Rendy juga memberikan kritik terhadap MK yang dinilainya sering mengubah persyaratan di detik-detik terakhir, terutama menjelang pemilu atau pilkada. ”Kritik terhadap MK juga harus ada, karena mengubah persyaratan di deadline seperti ini kurang bagus dan sudah terjadi berturut-turut dari pemilu ke pilkada. MK bisa dipandang tidak lagi sehat, inkonsistensi, dan lebih mengedepankan putusan yang politis ketimbang yang berdasarkan konstruksi hukum konstitusi,” tutup Rendy.
Menurut Rendy, meski putusan MK kali ini memberikan nuansa positif bagi demokrasi dalam konteks pilkada, tetap ada kebutuhan untuk terus mengawasi dan mengkritik MK agar tetap konsisten dan berpegang teguh pada konstitusi, tanpa tunduk pada tekanan politik.

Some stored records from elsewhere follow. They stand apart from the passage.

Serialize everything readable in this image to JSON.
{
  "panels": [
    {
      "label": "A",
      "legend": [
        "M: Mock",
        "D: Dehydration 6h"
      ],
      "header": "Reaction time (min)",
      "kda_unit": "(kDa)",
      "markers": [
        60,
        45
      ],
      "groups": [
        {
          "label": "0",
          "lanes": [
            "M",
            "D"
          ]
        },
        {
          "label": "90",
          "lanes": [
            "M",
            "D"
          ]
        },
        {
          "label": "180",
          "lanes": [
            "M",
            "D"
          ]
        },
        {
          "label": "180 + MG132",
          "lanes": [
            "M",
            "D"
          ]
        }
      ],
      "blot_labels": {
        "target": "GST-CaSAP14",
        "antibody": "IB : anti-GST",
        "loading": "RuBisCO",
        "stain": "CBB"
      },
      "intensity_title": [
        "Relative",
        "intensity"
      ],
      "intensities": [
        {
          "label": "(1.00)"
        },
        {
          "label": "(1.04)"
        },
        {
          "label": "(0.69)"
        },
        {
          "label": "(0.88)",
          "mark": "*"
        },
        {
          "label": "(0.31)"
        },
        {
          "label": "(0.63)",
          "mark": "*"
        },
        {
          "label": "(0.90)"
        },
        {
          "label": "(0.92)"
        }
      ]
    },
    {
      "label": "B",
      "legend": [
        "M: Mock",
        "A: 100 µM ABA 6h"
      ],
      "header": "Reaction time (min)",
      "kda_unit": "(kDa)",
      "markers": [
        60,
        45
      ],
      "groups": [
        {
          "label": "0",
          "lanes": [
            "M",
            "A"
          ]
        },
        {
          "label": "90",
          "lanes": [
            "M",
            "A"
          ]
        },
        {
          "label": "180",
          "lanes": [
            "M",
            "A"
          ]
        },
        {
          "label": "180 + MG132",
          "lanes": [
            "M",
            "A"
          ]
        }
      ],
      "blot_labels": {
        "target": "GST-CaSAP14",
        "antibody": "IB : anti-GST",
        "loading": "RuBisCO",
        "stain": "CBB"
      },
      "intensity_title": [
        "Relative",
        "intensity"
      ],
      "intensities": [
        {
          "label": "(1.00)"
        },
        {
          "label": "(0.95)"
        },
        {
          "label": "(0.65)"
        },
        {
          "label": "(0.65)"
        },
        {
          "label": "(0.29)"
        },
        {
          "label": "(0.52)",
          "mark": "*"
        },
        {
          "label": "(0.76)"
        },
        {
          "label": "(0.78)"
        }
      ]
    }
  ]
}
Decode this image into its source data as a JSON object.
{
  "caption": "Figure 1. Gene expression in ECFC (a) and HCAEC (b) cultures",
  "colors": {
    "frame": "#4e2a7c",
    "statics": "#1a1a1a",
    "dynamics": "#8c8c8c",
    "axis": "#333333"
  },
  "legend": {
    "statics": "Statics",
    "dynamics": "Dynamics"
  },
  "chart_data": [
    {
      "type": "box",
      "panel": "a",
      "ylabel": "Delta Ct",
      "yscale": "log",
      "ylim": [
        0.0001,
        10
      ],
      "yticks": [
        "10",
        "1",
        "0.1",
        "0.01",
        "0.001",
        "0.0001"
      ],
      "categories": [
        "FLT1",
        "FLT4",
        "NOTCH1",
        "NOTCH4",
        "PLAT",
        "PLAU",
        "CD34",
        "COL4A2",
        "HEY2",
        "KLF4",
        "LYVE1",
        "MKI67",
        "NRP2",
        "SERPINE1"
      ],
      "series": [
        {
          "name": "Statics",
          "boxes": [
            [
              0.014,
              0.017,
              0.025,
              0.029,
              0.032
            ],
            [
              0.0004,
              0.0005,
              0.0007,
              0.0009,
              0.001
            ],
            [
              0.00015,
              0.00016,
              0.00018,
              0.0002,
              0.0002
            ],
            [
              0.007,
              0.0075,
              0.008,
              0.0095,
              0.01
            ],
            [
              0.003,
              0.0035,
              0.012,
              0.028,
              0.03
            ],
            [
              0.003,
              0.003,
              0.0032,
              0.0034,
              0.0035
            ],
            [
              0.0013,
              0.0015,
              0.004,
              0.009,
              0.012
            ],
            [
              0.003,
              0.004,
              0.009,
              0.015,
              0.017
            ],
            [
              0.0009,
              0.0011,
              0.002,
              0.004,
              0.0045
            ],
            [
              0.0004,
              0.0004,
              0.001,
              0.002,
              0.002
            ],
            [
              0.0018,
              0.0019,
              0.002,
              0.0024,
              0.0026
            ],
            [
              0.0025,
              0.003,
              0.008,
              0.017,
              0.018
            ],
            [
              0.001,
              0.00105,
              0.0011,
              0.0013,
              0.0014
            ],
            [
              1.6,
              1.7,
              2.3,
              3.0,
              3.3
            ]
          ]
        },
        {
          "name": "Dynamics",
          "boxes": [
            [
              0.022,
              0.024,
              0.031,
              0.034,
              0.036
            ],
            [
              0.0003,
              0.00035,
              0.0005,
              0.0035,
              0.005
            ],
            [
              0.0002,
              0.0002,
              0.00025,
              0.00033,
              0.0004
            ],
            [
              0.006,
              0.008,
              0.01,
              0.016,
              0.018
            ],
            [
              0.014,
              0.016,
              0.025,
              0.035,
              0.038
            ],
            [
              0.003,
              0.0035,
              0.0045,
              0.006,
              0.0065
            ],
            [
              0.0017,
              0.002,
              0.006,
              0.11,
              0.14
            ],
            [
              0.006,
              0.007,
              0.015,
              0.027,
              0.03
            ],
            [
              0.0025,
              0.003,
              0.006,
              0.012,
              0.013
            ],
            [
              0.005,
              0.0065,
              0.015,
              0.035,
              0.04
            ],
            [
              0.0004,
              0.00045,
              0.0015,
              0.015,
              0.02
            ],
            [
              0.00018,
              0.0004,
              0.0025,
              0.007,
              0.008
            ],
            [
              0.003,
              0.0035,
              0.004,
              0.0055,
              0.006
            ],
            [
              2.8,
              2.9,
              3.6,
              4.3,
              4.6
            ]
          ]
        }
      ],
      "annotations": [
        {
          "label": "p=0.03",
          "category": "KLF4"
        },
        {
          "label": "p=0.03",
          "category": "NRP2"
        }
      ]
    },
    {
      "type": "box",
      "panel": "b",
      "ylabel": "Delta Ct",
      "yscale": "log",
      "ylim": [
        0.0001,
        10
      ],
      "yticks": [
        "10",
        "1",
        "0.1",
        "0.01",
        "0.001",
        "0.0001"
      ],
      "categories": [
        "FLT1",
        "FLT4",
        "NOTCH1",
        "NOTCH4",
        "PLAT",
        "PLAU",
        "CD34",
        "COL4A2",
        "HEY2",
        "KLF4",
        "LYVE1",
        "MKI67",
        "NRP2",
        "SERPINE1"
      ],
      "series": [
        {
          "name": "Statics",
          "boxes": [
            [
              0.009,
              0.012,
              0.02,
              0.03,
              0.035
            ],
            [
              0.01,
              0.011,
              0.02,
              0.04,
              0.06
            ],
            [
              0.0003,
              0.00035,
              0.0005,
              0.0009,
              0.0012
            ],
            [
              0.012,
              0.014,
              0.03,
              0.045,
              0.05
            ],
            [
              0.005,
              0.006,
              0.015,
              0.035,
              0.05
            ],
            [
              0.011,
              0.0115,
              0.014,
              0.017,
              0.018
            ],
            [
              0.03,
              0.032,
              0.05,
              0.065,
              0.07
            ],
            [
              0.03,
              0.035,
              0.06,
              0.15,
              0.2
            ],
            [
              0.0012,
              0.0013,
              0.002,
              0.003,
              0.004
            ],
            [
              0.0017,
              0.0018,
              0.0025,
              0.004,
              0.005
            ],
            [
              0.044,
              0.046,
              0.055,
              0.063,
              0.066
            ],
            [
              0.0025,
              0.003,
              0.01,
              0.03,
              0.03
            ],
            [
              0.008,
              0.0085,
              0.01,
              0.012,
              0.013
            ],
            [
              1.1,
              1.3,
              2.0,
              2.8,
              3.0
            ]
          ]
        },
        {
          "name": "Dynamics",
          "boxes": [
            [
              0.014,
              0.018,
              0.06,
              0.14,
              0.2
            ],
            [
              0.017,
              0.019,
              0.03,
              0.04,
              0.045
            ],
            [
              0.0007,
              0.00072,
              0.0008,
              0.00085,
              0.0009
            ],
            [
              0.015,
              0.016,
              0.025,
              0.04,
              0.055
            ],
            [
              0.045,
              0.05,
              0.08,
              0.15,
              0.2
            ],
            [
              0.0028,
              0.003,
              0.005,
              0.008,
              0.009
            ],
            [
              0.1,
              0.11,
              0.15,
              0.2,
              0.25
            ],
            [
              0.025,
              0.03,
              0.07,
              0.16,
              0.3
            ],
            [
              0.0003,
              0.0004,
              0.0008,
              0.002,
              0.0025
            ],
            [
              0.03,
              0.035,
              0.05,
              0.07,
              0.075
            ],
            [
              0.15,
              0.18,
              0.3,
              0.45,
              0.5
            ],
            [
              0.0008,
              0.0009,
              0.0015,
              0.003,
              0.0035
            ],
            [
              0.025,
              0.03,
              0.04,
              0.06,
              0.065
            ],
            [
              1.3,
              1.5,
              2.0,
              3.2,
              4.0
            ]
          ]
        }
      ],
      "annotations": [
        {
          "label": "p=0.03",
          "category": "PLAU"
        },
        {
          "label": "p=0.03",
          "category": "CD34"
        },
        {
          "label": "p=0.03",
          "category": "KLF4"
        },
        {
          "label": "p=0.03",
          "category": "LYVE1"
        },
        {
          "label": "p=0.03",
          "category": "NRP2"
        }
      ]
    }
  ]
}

Rendy juga berharap agar ke depan, MK bisa lebih konsisten dan tegak lurus terhadap konstitusi, terutama terkait dengan presidential threshold. Ia menekankan bahwa presidential threshold menyangkut syarat keterpilihan presiden yang telah diatur dengan jelas dalam UUD 1945. (kom/pbn)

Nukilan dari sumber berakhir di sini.